Hello scvi team,
I am trying to integrate datasets using scvi in Rstudio. I used SCTransformation instead of log normalization to normalize my Seurat object. So, I extracted the RNA counts, variable features, and metadata to create a new Seurat object and converted to anndata for integration using scvi.
This is the original seurat object.
seurat
An object of class Seurat
64931 features across 33657 samples within 2 assays
Active assay: SCT (28330 features, 3000 variable features)

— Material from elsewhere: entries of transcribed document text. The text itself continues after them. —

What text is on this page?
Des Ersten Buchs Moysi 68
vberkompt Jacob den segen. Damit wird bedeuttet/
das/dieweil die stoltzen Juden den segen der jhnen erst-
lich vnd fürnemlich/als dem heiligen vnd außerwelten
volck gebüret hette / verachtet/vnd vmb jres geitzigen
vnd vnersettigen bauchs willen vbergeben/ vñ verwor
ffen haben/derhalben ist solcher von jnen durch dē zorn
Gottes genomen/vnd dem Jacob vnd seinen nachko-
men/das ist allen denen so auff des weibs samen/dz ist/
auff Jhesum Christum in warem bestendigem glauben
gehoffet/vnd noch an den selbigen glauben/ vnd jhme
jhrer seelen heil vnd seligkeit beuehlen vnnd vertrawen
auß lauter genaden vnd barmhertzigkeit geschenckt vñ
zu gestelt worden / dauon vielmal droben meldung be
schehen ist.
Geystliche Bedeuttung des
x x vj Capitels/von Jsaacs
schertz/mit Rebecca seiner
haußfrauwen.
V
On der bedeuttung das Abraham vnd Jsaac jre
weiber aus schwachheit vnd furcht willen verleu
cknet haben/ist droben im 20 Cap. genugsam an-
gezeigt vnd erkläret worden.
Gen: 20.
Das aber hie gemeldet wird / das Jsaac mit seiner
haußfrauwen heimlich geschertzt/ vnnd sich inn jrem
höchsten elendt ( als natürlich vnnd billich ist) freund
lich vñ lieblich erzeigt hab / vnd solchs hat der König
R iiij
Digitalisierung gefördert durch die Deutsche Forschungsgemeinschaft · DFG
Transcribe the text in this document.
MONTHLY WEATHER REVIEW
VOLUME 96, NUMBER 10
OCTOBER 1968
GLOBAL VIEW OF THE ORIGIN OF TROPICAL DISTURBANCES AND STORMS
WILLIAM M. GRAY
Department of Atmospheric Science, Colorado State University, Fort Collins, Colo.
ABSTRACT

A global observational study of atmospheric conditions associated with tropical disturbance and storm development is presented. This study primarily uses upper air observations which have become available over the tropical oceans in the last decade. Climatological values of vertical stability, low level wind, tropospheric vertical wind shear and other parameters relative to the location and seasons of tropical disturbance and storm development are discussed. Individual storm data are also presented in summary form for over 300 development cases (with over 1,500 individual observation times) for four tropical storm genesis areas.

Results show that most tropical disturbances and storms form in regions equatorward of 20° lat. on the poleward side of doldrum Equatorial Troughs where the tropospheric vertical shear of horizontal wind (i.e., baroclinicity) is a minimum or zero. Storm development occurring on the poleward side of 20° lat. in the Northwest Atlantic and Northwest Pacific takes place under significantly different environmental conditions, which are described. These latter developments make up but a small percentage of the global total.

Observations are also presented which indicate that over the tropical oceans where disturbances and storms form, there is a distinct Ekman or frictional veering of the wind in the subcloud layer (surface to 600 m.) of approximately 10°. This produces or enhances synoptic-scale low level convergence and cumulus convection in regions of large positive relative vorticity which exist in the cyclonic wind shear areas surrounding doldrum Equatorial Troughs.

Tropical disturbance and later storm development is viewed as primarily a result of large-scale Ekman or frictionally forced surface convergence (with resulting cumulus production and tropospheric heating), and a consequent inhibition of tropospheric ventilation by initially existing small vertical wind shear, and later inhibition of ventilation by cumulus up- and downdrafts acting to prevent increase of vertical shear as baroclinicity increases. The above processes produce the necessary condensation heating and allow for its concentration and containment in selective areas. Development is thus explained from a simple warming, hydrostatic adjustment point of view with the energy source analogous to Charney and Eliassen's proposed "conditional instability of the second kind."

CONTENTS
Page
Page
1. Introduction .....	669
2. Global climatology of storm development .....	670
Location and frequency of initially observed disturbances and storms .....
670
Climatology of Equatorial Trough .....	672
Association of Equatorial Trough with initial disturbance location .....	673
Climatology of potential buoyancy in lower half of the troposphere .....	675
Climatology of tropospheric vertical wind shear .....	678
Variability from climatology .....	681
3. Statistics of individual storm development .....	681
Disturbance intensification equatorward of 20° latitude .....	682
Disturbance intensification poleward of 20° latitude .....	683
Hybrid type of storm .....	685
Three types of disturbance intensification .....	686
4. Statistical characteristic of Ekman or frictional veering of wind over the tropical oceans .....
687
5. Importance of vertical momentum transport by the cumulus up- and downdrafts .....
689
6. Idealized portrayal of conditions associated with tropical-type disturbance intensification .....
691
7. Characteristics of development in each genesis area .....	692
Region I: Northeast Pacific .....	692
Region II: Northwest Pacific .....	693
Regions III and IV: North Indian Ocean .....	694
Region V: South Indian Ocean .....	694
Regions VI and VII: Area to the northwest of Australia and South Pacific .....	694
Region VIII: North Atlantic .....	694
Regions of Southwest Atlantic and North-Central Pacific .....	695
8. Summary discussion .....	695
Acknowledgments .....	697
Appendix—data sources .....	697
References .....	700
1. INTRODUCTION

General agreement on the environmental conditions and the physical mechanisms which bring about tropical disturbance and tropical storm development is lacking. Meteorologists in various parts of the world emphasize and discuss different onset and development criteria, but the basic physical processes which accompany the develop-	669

3 layers present: counts, data, scale.data
1 other assay present: RNA
This is the new seurat object I created with RNA counts
seurat_n ← CreateSeuratObject(counts = LayerData(seurat_RNA, layer = “counts”))
VariableFeatures(seurat_n) ← VariableFeatures(seurat_RNA)
seurat_n@meta.data ← seurat_RNA@meta.data
seurat_n[[“RNA”]] ← as(seurat_n[[“RNA”]], “Assay”)
adata ← convertFormat(seurat_n, from=“seurat”, to=“anndata”, main_layer=“counts”, drop_single_values=FALSE)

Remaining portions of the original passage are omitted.